The sides of each tree have to be trimmed with a big-toothed gizmo resembling a weed whacker on steroids.

“Probably one of the more physically demanding jobs is shearing the trees,” Gannon notes. “We walk around each tree swinging at an angle, just nicking off any stragglers. You aren’t taking a lot off every tree but you’re talking off wild branches to make the tree grow tight and uniform. That is what people want. They want every branch to taper down into that perfect triangle.”

While it seems that Christmas would be the busiest time of the year at Riverview, most of the hard work prepping the trees is done months earlier under a blazing summer sun.

“We have to trim the tops and shear the trees in July. We can’t go any earlier,” he says. “You have to wait until the new growth quits growing. When we trim trees we still need warm weather so the sheared part can heal.”

Family Business

All this hard work did not come as a surprise for Gannon, who knew what he was getting into when he bought the Christmas tree business last spring. He was born and raised in a house less than one mile from the tree farm, and he worked for the Keizers while in high school. When the couple, who’d operated the farm since 1989, decided to sell, Gannon leapt.

“Most people when they see how much work there is wouldn’t touch it with a 10-foot pole. But, for me, growing up and knowing the business certainly helped. I was also looking at something my boys could be involved with some day,” Gannon says of his sons Aiden, 4, and Jace, 1.

“I thought it would be a fun family experience for us to work together and for them to learn how to … get that hard work ethic,” he says.

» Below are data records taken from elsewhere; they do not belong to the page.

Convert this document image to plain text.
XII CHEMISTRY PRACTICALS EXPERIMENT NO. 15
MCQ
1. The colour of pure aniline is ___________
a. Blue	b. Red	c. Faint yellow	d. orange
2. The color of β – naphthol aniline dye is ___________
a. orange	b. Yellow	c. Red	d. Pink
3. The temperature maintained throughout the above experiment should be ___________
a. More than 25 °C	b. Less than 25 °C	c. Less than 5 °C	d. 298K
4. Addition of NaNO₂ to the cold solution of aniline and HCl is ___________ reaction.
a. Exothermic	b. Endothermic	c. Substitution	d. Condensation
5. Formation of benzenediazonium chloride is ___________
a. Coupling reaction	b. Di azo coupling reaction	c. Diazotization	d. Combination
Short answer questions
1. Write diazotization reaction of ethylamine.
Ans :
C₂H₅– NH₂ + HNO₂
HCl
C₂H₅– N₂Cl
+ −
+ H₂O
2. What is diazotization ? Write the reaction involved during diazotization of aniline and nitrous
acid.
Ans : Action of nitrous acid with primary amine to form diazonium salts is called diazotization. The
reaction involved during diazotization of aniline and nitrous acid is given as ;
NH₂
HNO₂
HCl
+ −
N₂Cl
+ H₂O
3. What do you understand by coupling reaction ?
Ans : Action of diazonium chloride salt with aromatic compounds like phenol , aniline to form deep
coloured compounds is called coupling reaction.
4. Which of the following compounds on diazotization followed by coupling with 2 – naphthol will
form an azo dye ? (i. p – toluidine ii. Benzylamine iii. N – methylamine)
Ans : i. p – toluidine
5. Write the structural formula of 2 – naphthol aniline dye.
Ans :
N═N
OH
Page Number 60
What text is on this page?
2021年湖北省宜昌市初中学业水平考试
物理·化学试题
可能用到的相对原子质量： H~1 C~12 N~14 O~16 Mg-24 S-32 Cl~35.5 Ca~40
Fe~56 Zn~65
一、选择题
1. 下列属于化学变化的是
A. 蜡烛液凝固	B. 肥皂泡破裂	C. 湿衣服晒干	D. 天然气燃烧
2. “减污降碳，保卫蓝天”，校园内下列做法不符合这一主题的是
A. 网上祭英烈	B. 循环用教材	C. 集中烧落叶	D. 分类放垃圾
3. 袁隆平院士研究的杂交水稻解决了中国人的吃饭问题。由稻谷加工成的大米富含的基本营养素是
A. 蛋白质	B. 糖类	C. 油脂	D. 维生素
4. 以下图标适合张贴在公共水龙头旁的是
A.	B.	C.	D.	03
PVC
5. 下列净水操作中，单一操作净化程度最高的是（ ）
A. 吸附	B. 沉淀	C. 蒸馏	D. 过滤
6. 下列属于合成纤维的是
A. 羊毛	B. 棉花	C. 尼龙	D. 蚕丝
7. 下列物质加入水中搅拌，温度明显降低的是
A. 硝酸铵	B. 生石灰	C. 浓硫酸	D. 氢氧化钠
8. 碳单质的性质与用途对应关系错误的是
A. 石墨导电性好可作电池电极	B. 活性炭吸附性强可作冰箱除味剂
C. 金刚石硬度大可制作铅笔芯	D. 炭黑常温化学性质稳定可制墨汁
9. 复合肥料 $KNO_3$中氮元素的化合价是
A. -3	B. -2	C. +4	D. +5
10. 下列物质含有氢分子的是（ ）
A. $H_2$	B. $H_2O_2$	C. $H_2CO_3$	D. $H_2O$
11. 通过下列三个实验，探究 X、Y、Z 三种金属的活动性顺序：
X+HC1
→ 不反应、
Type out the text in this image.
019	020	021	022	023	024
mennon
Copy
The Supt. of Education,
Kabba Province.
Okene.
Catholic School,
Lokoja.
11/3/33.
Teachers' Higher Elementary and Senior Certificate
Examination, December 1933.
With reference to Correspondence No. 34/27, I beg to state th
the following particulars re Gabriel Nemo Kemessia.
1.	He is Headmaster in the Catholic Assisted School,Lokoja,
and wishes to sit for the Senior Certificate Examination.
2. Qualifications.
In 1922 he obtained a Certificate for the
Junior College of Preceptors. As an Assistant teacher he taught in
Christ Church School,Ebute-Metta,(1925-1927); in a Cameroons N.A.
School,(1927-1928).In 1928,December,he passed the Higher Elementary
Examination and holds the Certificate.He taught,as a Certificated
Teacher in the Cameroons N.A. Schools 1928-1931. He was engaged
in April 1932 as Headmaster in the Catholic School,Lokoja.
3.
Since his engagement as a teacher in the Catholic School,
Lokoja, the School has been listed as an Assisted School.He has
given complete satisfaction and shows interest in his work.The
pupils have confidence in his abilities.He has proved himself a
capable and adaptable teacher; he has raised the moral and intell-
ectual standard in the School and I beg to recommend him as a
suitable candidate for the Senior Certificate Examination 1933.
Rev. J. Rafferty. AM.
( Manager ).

On average, the trees grow between eight and 12 inches each year, depending upon the type of tree and the weather. Gannon and his crew will tag about 2,000 trees for harvest after they reach about seven feet in height. This year, if the averages hold from previous years, Gannon expects to sell between 1,700 and 2,000 trees, at between $8 and $10 a foot, depending upon the tree. There is little waste because customers cut their own trees, so the trees that aren’t bought aren’t cut.

About 80 percent of the trees are sold between Thanksgiving and the first week of December. While it’s hectic, Gannon calls this “the fun time,” and not just because of the financial payoff.

“It doesn’t feel like work,” he says. “Everyone is in a good mood. It’s the holidays. They’re with family. To me, it’s a success when people leave with a smile on their faces.”